Human ageing is accompanied by characteristic metabolic and endocrine changes, including altered hormone profiles, insulin resistance and deterioration of skeletal muscle. Obesity and diabetes may themselves drive an accelerated ageing phenotype. Untangling the causal web between ageing, obesity and diabetes is a priority in order to understand their aetiology and improve prevention and management.

The role of biological ageing in determining the risk of obesity and associated conditions has often been examined using mean leukocyte telomere length (LTL), a marker of replicative fatigue and senescence. However, considering phenotypes which represent different domains of biological and functional ageing as exposures for obesity and related traits could allow the elucidation of new understudied phenotypes relevant to cardio-metabolic risk in the wider population.

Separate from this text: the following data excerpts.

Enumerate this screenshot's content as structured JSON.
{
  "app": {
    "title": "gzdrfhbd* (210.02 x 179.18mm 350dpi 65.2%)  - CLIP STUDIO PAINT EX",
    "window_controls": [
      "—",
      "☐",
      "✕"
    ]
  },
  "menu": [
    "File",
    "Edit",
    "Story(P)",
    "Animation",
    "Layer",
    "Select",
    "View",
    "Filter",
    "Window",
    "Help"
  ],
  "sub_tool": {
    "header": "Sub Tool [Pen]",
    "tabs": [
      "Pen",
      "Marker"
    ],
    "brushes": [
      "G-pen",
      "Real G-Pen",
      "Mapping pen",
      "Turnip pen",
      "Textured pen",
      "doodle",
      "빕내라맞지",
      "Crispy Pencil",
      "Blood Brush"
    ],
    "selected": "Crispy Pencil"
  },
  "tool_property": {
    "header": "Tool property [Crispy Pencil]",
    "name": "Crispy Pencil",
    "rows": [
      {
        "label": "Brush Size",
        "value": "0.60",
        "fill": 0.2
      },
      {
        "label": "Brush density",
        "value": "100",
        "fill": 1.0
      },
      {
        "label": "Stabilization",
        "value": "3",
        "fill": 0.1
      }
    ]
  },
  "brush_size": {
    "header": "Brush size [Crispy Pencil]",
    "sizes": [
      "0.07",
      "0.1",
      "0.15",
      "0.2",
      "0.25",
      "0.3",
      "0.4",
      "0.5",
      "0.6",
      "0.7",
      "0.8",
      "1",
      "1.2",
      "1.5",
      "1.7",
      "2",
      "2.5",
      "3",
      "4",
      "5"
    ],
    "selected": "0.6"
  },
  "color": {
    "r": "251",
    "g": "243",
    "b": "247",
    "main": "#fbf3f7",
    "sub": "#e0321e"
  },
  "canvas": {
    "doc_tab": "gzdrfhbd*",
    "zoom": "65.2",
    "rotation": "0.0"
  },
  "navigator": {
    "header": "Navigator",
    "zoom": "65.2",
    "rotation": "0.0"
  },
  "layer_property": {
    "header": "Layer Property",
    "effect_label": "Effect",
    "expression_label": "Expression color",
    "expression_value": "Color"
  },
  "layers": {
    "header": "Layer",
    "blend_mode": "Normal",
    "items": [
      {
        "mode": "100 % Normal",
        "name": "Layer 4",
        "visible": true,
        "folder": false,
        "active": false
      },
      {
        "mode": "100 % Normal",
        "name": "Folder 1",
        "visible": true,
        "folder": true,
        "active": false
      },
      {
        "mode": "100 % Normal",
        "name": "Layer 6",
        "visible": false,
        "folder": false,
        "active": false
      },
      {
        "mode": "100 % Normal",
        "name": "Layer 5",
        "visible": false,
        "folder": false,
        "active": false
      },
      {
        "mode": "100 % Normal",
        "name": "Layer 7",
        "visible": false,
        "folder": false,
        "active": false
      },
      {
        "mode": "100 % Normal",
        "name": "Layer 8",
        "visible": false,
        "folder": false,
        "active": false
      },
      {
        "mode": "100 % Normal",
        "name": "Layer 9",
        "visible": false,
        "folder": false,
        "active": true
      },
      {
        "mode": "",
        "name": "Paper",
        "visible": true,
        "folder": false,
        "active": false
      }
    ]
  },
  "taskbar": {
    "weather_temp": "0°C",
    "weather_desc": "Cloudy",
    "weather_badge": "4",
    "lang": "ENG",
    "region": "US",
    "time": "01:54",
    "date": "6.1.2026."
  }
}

This PhD considers the causal role of (1) hand grip strength (HGS), a marker of overall strength and physical functioning, and (2) resting energy expenditure, an indicator of overall energy metabolism and the major component of daily energy expenditure, in cardio-metabolic risk. I also characterise a new and readily-quantifiable marker of age-related genomic instability, mosaic loss of the Y chromosome (mLOY). Observational evidence implicates each of these phenotypes in cardio-metabolic conditions and intermediate phenotypes. However, it is not possible to infer causality from these observational associations due to confounding and reverse-causality. Mendelian randomisation offers a solution to these limitations and can allow the causal nature of these relationships to be investigated.

Using population-based data including UK Biobank, this thesis presents the first large-scale genetic discovery effort for each trait and provides new biological insight into their shared and separate aetiology. I used identified variants to investigate the bidirectional causal associations of each trait with cardio-metabolic outcomes, intermediate phenotypes and other related traits such as frailty and mortality. In total I identified 16 loci for hand grip strength, 19 for mLOY, and one signal for REE. I have shown that HGS is likely to be causally linked to fracture risk, and I have identified the important shared genetic architecture between mLOY, glycaemic traits and cancer. I have also demonstrated that at least one known genetic variant contributing to obesity risk acts partially via reduced REE.

Overall the findings of my PhD contribute to our wider understanding of the aetiological role of ageing processes in metabolic dysfunction, and have implications for both basic science and translational applications.